The top speed is set by the power-to-drag ratio. The dominant term in the drag sum is projected frontal area which is small for a bike and large for cars, which is why the superbike class of sportbikes (150HP+) can do almost 150MPH on 150HP.

Power to weight ratio is one factor, but another key factor for 0 to 60 mph of a motorcycle versus a front or rear wheel drive car is the motorcycle's relatively high center of mass means that more weight is transferred to the rear tire, or all of the weight in the case of a wheelie, which in turn allows for more relative friction at the driven wheel, typically resulting in over 1 g of acceleration on higher end motorcycles.

The situation may have changed with some all wheel drive hybrid cars like the Tesla Model S P100D, with a launch controlled acceleration of 0 to 60 mph in 2.5 seconds, provided there's enough traction (probably a drag racing track with VHT is needed). The Ferrari LaFerari takes 2.4 seconds and the Porsche 918 Spyder 2.2 seconds.
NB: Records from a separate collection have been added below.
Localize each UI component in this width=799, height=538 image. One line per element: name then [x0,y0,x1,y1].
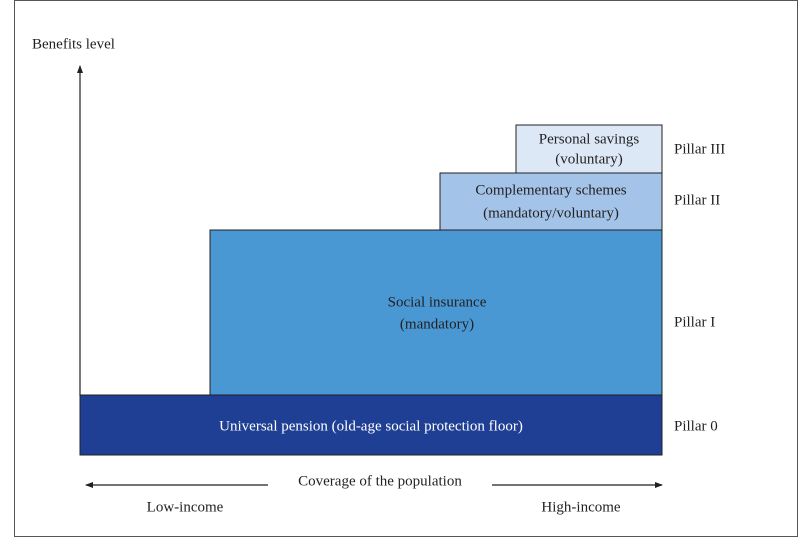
x-right-label: High-income [541,499,620,515]
frame [14,0,798,537]
pillar-label: Pillar III [674,141,725,157]
pillar-1-box [209,229,663,396]
y-axis-label: Benefits level [32,36,115,52]
pillar-0-box [79,394,663,456]
pillar-label: Pillar I [674,314,715,330]
pillar-2-box [439,172,663,231]
pillar-2-text: (mandatory/voluntary) [483,205,619,221]
x-left-label: Low-income [147,499,224,515]
pillar-3-box [515,124,663,174]
pillar-1-text: (mandatory) [400,316,474,332]
pillar-label: Pillar II [674,192,720,208]
pillar-3-text: (voluntary) [555,151,622,167]
pillar-1-text: Social insurance [388,294,487,310]
pillar-3-text: Personal savings [539,131,640,147]
x-axis-label: Coverage of the population [298,473,462,489]
pillar-2-text: Complementary schemes [475,182,626,198]
pillar-label: Pillar 0 [674,418,718,434]
pillar-0-text: Universal pension (old-age social protec… [219,418,523,434]
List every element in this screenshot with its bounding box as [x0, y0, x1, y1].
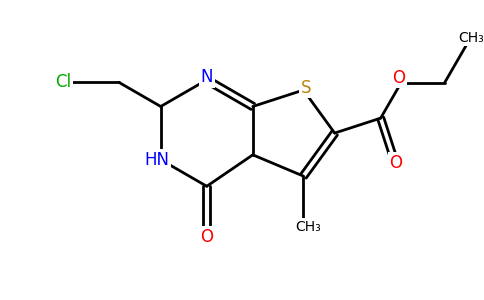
Text: O: O: [393, 69, 405, 87]
Text: O: O: [200, 228, 213, 246]
Text: N: N: [200, 68, 213, 86]
Text: CH₃: CH₃: [458, 31, 484, 45]
Text: HN: HN: [144, 151, 169, 169]
Text: S: S: [301, 79, 311, 97]
Text: Cl: Cl: [55, 73, 71, 91]
Text: CH₃: CH₃: [295, 220, 321, 234]
Text: O: O: [389, 154, 402, 172]
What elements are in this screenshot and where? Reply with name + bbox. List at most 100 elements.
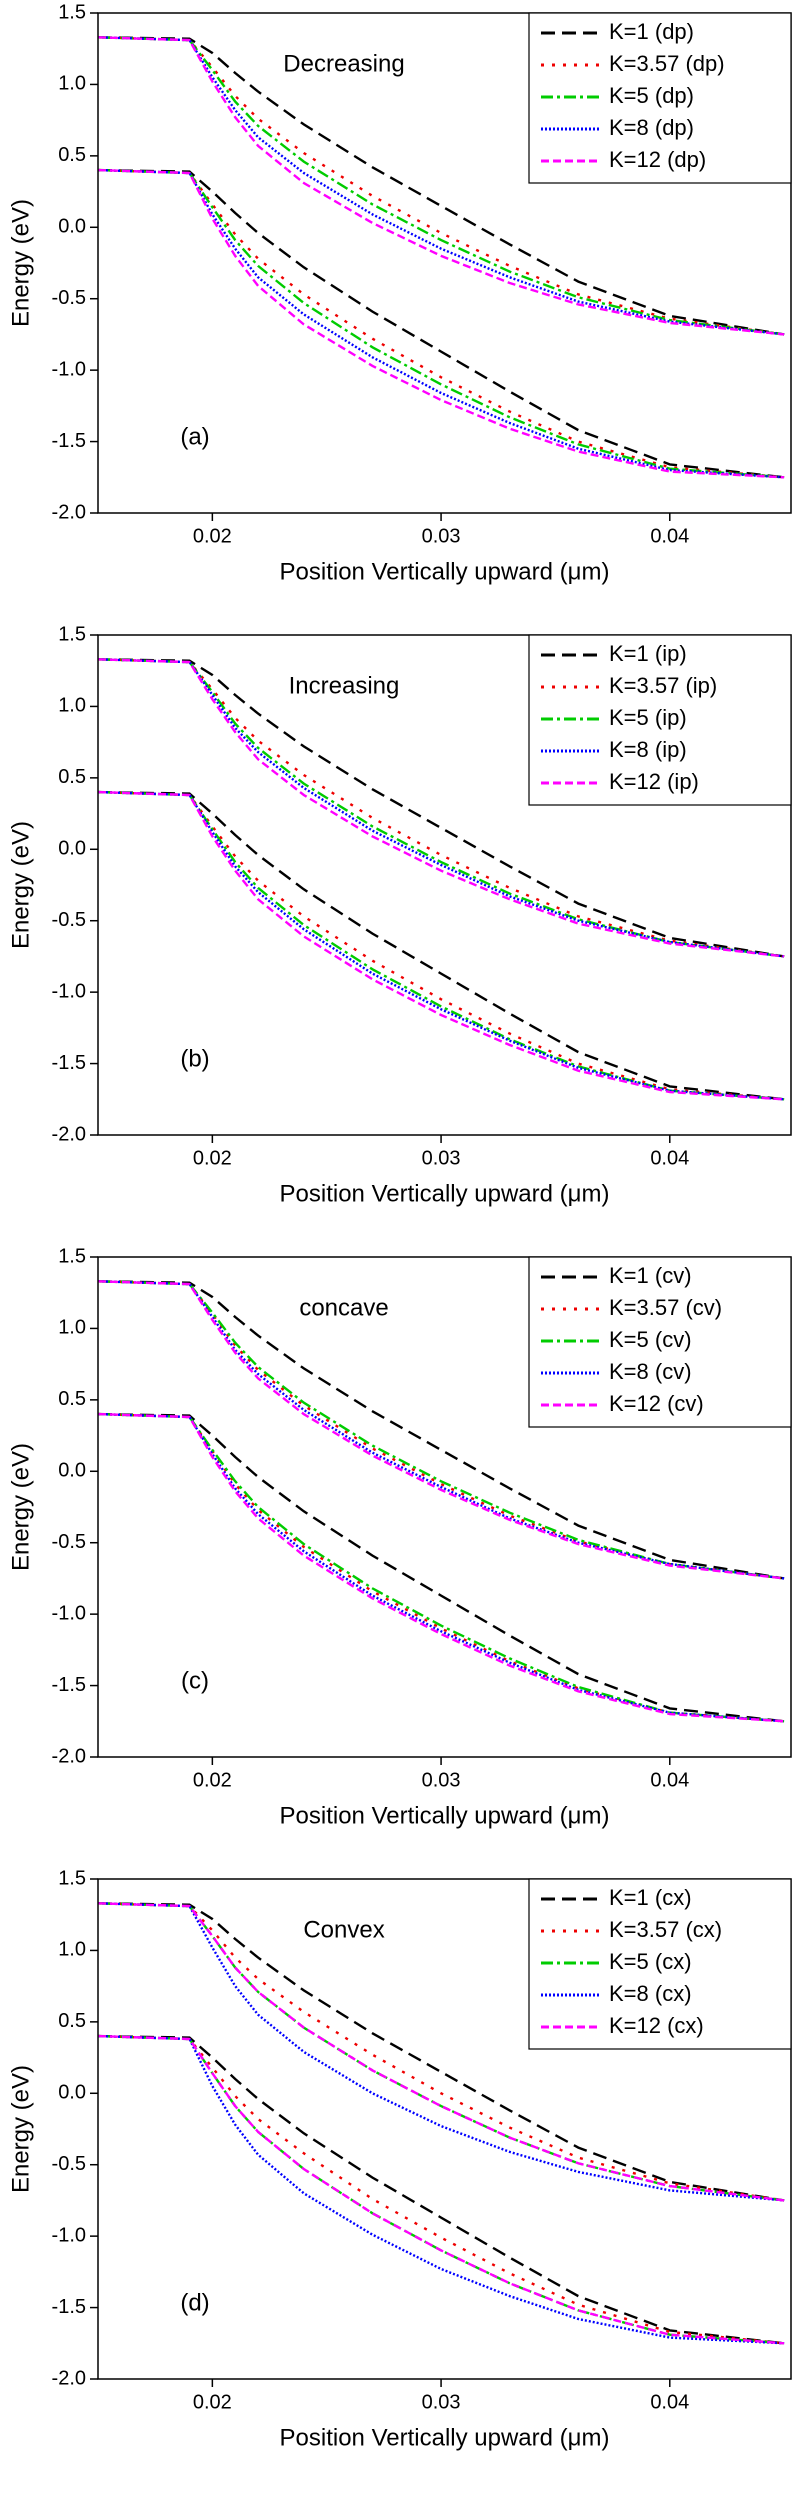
x-tick-label: 0.03 <box>422 1769 461 1791</box>
y-tick-label: 1.5 <box>58 623 86 645</box>
plot-frame <box>97 634 792 1136</box>
legend-label: K=1 (ip) <box>609 641 687 666</box>
series-line <box>98 2034 785 2345</box>
y-tick-label: 1.5 <box>58 1 86 23</box>
x-tick-label: 0.02 <box>193 1147 232 1169</box>
series-line <box>98 36 785 336</box>
y-tick-label: 1.0 <box>58 695 86 717</box>
series-line <box>98 36 785 336</box>
panel-title: Decreasing <box>283 50 404 77</box>
series-line <box>98 658 785 958</box>
series-line <box>98 2034 785 2345</box>
panel-title: Convex <box>303 1916 384 1943</box>
legend-label: K=12 (ip) <box>609 769 699 794</box>
series-line <box>98 1280 785 1580</box>
y-tick-label: -1.5 <box>52 430 86 452</box>
series-line <box>98 168 785 479</box>
series-line <box>98 658 785 958</box>
y-tick-label: 0.5 <box>58 2010 86 2032</box>
y-tick-label: 0.0 <box>58 1460 86 1482</box>
legend-label: K=5 (ip) <box>609 705 687 730</box>
panel-label: (d) <box>180 2289 209 2316</box>
x-tick-label: 0.04 <box>650 1769 689 1791</box>
x-tick-label: 0.03 <box>422 1147 461 1169</box>
panel-label: (c) <box>181 1667 209 1694</box>
y-tick-label: -2.0 <box>52 1123 86 1145</box>
y-axis-title: Energy (eV) <box>7 821 34 949</box>
y-axis-title: Energy (eV) <box>7 1443 34 1571</box>
plot-frame <box>97 1878 792 2380</box>
x-axis-title: Position Vertically upward (μm) <box>280 1180 610 1207</box>
y-tick-label: 1.0 <box>58 1317 86 1339</box>
panel: -2.0 -1.5 -1.0 -0.5 0.0 0.5 1.0 1.5 0.02 0.03 0.04… <box>7 1245 792 1829</box>
series-line <box>98 36 785 336</box>
y-tick-label: 1.5 <box>58 1245 86 1267</box>
panel: -2.0 -1.5 -1.0 -0.5 0.0 0.5 1.0 1.5 0.02 0.03 0.04… <box>7 623 792 1207</box>
plot-lines <box>98 1280 785 1723</box>
series-line <box>98 36 785 336</box>
series-line <box>98 790 785 1101</box>
series-line <box>98 168 785 479</box>
y-tick-label: 1.0 <box>58 73 86 95</box>
y-tick-label: 1.0 <box>58 1939 86 1961</box>
series-line <box>98 168 785 479</box>
plot-lines <box>98 658 785 1101</box>
x-tick-label: 0.04 <box>650 2391 689 2413</box>
series-line <box>98 168 785 479</box>
y-tick-label: -2.0 <box>52 2367 86 2389</box>
x-tick-label: 0.02 <box>193 525 232 547</box>
panel: -2.0 -1.5 -1.0 -0.5 0.0 0.5 1.0 1.5 0.02 0.03 0.04… <box>7 1 792 585</box>
series-line <box>98 1902 785 2202</box>
x-tick-label: 0.04 <box>650 1147 689 1169</box>
y-tick-label: 0.0 <box>58 216 86 238</box>
x-axis-title: Position Vertically upward (μm) <box>280 1802 610 1829</box>
y-tick-label: -1.0 <box>52 980 86 1002</box>
series-line <box>98 2034 785 2345</box>
panel-title: Increasing <box>289 672 400 699</box>
legend-label: K=3.57 (cv) <box>609 1295 722 1320</box>
legend-label: K=3.57 (dp) <box>609 51 725 76</box>
series-line <box>98 1412 785 1723</box>
series-line <box>98 1902 785 2202</box>
y-tick-label: -0.5 <box>52 2153 86 2175</box>
legend-label: K=1 (dp) <box>609 19 694 44</box>
series-line <box>98 1280 785 1580</box>
legend-label: K=5 (cv) <box>609 1327 692 1352</box>
plot-frame <box>97 1256 792 1758</box>
y-tick-label: -0.5 <box>52 909 86 931</box>
y-tick-label: -1.5 <box>52 1674 86 1696</box>
series-line <box>98 1412 785 1723</box>
y-tick-label: 0.0 <box>58 2082 86 2104</box>
y-tick-label: -2.0 <box>52 501 86 523</box>
legend-label: K=5 (cx) <box>609 1949 692 1974</box>
series-line <box>98 790 785 1101</box>
x-tick-label: 0.02 <box>193 1769 232 1791</box>
panel-label: (b) <box>180 1045 209 1072</box>
legend-label: K=8 (cx) <box>609 1981 692 2006</box>
legend-label: K=8 (ip) <box>609 737 687 762</box>
y-tick-label: -1.5 <box>52 1052 86 1074</box>
y-tick-label: 0.5 <box>58 144 86 166</box>
y-tick-label: -0.5 <box>52 287 86 309</box>
legend-label: K=12 (cv) <box>609 1391 704 1416</box>
legend-label: K=1 (cv) <box>609 1263 692 1288</box>
y-axis-title: Energy (eV) <box>7 2065 34 2193</box>
legend-label: K=1 (cx) <box>609 1885 692 1910</box>
panel-title: concave <box>299 1294 388 1321</box>
legend-label: K=8 (cv) <box>609 1359 692 1384</box>
series-line <box>98 790 785 1101</box>
y-tick-label: -1.0 <box>52 2224 86 2246</box>
y-tick-label: -0.5 <box>52 1531 86 1553</box>
y-tick-label: 0.0 <box>58 838 86 860</box>
legend-label: K=3.57 (ip) <box>609 673 717 698</box>
series-line <box>98 36 785 336</box>
series-line <box>98 790 785 1101</box>
y-axis-title: Energy (eV) <box>7 199 34 327</box>
series-line <box>98 1412 785 1723</box>
plot-frame <box>97 12 792 514</box>
legend-label: K=3.57 (cx) <box>609 1917 722 1942</box>
panel-label: (a) <box>180 423 209 450</box>
legend-label: K=5 (dp) <box>609 83 694 108</box>
legend-label: K=12 (dp) <box>609 147 706 172</box>
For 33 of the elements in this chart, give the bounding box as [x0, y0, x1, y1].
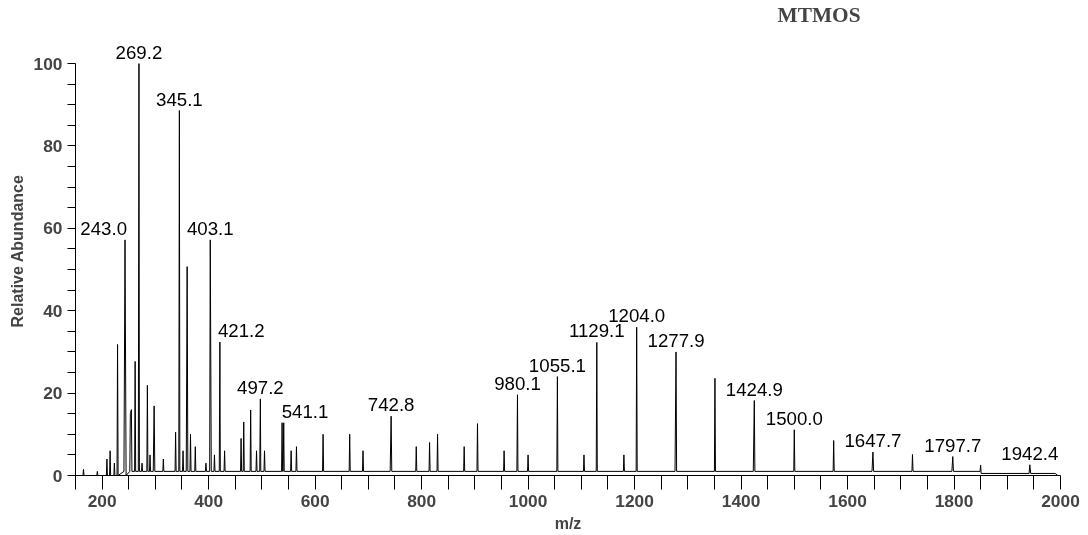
- x-tick-label: 200: [87, 490, 117, 511]
- annotation: 1942.4: [1001, 442, 1059, 464]
- x-tick-label: 400: [194, 490, 224, 511]
- annotation: 421.2: [217, 320, 265, 342]
- y-tick-label: 40: [43, 300, 63, 321]
- x-tick-label: 1000: [508, 490, 548, 511]
- annotation: 345.1: [156, 88, 203, 110]
- y-tick-label: 80: [43, 135, 63, 156]
- x-tick-label: 800: [407, 490, 437, 511]
- annotation: 1500.0: [765, 407, 823, 429]
- annotation: 403.1: [186, 217, 234, 239]
- x-tick-label: 1200: [615, 490, 654, 511]
- y-tick-label: 60: [43, 218, 63, 239]
- x-tick-label: 2000: [1041, 490, 1080, 511]
- annotation: 541.1: [281, 400, 329, 422]
- annotation: 269.2: [115, 41, 163, 63]
- annotation: 1424.9: [725, 378, 783, 400]
- x-tick-label: 1400: [721, 490, 761, 511]
- annotation: 1277.9: [647, 329, 705, 351]
- x-tick-label: 1600: [828, 490, 867, 511]
- chart-title: MTMOS: [777, 2, 861, 27]
- annotation: 1797.7: [924, 434, 982, 456]
- x-tick-label: 1800: [934, 490, 974, 511]
- annotation: 243.0: [80, 217, 128, 239]
- annotation: 497.2: [237, 376, 284, 398]
- annotation: 742.8: [367, 394, 415, 416]
- x-axis-title: m/z: [554, 514, 582, 532]
- x-tick-label: 600: [300, 490, 330, 511]
- y-tick-label: 0: [52, 465, 63, 486]
- y-axis-title: Relative Abundance: [8, 175, 26, 328]
- y-tick-label: 20: [43, 383, 63, 404]
- y-tick-label: 100: [33, 53, 63, 74]
- annotation: 1647.7: [844, 430, 902, 452]
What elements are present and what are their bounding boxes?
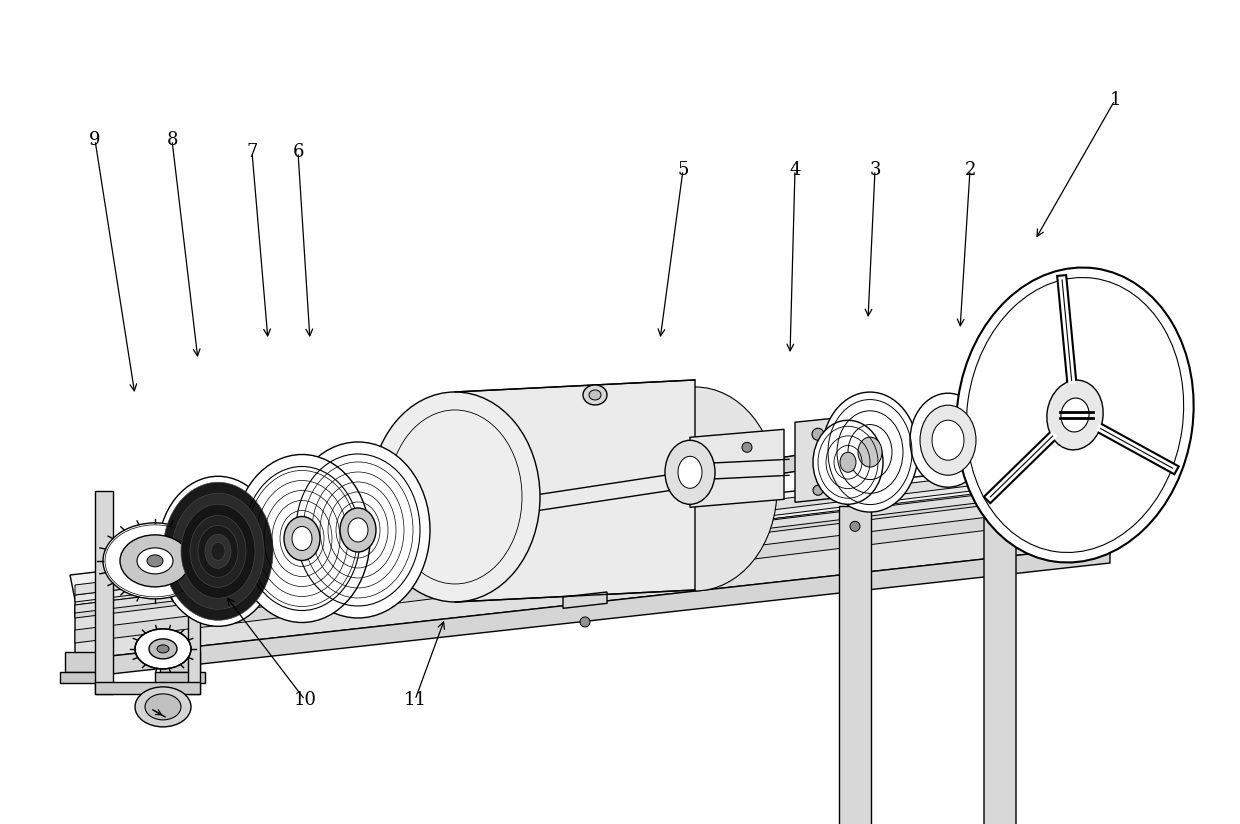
Text: 8: 8 [166, 131, 177, 149]
Ellipse shape [135, 629, 191, 669]
Ellipse shape [136, 548, 174, 574]
Ellipse shape [135, 687, 191, 727]
Ellipse shape [994, 499, 1004, 509]
Ellipse shape [1025, 486, 1034, 494]
Ellipse shape [103, 523, 207, 599]
Polygon shape [985, 472, 1016, 824]
Ellipse shape [966, 278, 1184, 552]
Polygon shape [74, 480, 1100, 613]
Polygon shape [69, 455, 1110, 600]
Ellipse shape [291, 527, 312, 550]
Ellipse shape [145, 694, 181, 720]
Ellipse shape [286, 442, 430, 618]
Ellipse shape [910, 393, 986, 487]
Polygon shape [74, 545, 1110, 678]
Text: 9: 9 [89, 131, 100, 149]
Polygon shape [100, 422, 1016, 578]
Ellipse shape [956, 268, 1194, 563]
Text: 3: 3 [869, 161, 880, 179]
Polygon shape [188, 491, 200, 694]
Text: 11: 11 [403, 691, 427, 709]
Ellipse shape [678, 456, 702, 489]
Ellipse shape [370, 392, 539, 602]
Polygon shape [455, 380, 694, 602]
Ellipse shape [858, 437, 882, 467]
Polygon shape [286, 530, 304, 618]
Polygon shape [74, 477, 1110, 618]
Polygon shape [74, 480, 1110, 660]
Polygon shape [689, 429, 784, 508]
Ellipse shape [613, 387, 777, 591]
Polygon shape [155, 672, 205, 683]
Polygon shape [74, 468, 1100, 602]
Polygon shape [60, 672, 110, 683]
Ellipse shape [120, 535, 190, 587]
Ellipse shape [583, 385, 608, 405]
Text: 4: 4 [790, 161, 801, 179]
Polygon shape [95, 491, 113, 694]
Ellipse shape [190, 515, 246, 588]
Polygon shape [839, 506, 870, 824]
Ellipse shape [813, 485, 823, 495]
Ellipse shape [580, 617, 590, 627]
Ellipse shape [149, 639, 177, 659]
Text: 5: 5 [677, 161, 688, 179]
Polygon shape [1012, 471, 1048, 549]
Polygon shape [74, 502, 1110, 643]
Ellipse shape [340, 508, 376, 552]
Ellipse shape [284, 517, 320, 560]
Ellipse shape [839, 452, 856, 472]
Polygon shape [64, 652, 105, 672]
Polygon shape [795, 417, 843, 503]
Ellipse shape [348, 518, 368, 542]
Ellipse shape [198, 525, 238, 578]
Ellipse shape [1025, 526, 1034, 534]
Ellipse shape [589, 390, 601, 400]
Text: 2: 2 [965, 161, 976, 179]
Ellipse shape [172, 494, 264, 609]
Ellipse shape [812, 428, 825, 440]
Ellipse shape [157, 476, 278, 626]
Ellipse shape [157, 645, 169, 653]
Polygon shape [234, 539, 252, 622]
Polygon shape [95, 682, 200, 694]
Ellipse shape [162, 482, 273, 620]
Ellipse shape [148, 555, 162, 567]
Ellipse shape [1061, 398, 1089, 432]
Text: 1: 1 [1110, 91, 1121, 109]
Ellipse shape [1047, 380, 1104, 450]
Ellipse shape [181, 504, 255, 598]
Polygon shape [74, 460, 1100, 595]
Ellipse shape [665, 440, 715, 504]
Text: 10: 10 [294, 691, 316, 709]
Ellipse shape [920, 405, 976, 475]
Ellipse shape [742, 442, 751, 452]
Polygon shape [160, 652, 200, 672]
Ellipse shape [234, 455, 370, 622]
Ellipse shape [932, 420, 963, 460]
Polygon shape [563, 592, 608, 608]
Polygon shape [74, 483, 1100, 617]
Ellipse shape [849, 522, 861, 531]
Ellipse shape [211, 542, 224, 560]
Ellipse shape [822, 392, 918, 512]
Ellipse shape [205, 534, 231, 569]
Ellipse shape [813, 420, 883, 504]
Text: 7: 7 [247, 143, 258, 161]
Text: 6: 6 [293, 143, 304, 161]
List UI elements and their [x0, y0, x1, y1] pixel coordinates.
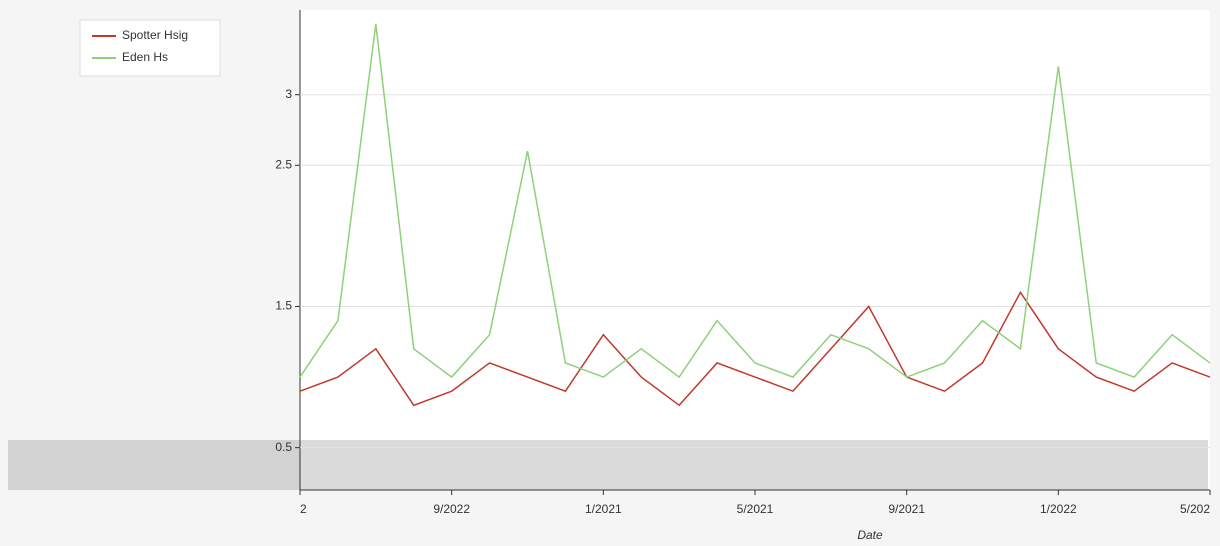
x-axis-label: Date	[857, 528, 883, 542]
y-tick-label: 1.5	[275, 299, 292, 313]
legend-label: Spotter Hsig	[122, 28, 188, 42]
x-tick-label: 1/2021	[585, 502, 622, 516]
x-tick-label: 5/202	[1180, 502, 1210, 516]
plot-area	[300, 10, 1210, 490]
y-tick-label: 0.5	[275, 440, 292, 454]
y-tick-label: 3	[285, 87, 292, 101]
x-tick-label: 9/2022	[433, 502, 470, 516]
y-tick-label: 2.5	[275, 157, 292, 171]
chart: Date Spotter Hsig Eden Hs 0.5 1.5 2.5 3 2 9/20…	[0, 0, 1220, 546]
legend-label: Eden Hs	[122, 50, 168, 64]
x-tick-label: 1/2022	[1040, 502, 1077, 516]
legend: Spotter Hsig Eden Hs	[80, 20, 220, 76]
x-tick-label: 2	[300, 502, 307, 516]
x-tick-label: 9/2021	[888, 502, 925, 516]
x-tick-label: 5/2021	[737, 502, 774, 516]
This matches or exceeds the fastest bikes with the best riders hunched down over the tank to reduce the wheelie factor. Some bike testing is done with the front end strapped down and the rear shocks set to max stiffness and height or locked into position.

In a street situation, it seems unlikely that even with smooth torque applied by the electric motors to all 4 wheels, there simply won't be enough traction for the cars to achieve sub 3 second 0 to 60 mph times.

However, once past 60 mph, or more like 80 mph, since that's 1st gear on the high end bikes, the bike accelerate harder than almost all cars, due to power to weight ratio.

As for the bikes, the high end bikes are around 200 hp now (Ducati V4R is 230 hp with optional exhaust), but due to wheelie factor, 0 to 60 mph times haven't improved much, stuck at around 2.5 to 2.6 seconds. For example the 175 hp first generation Suzuki Hayabusa matches the 0 to 60 mph time of the 200 hp current ZX-14R, which is 40 lbs heavier, and possibly with a center of mass that is further back and/or higher. The ZX-14R is about 0.25 second quicker than the Busa in a 1/4 mile run (9.5 versus 9.75 with a pro rider on a good track).

First things first. If you have two identical vehicles, except mass, then yes you can calculate F=ma and KE = 1/2 mv^2 and you will see that these two equations are linked. And if you ignore friction they would tell you the same thing. (but you may need a little calculus ) so (a) and (b) in your question are the same, just measured differently.

But bikes don't have identical engines as you say, and the resistance and traction is all very very different. But generally speaking it isn't that motorbikes have magic engines. Even a pretty boring motorbike has the main advantage of lack of mass (as you say) and that is the core of their advantage when accelerating from stationary - even though they are limited by only one wheel.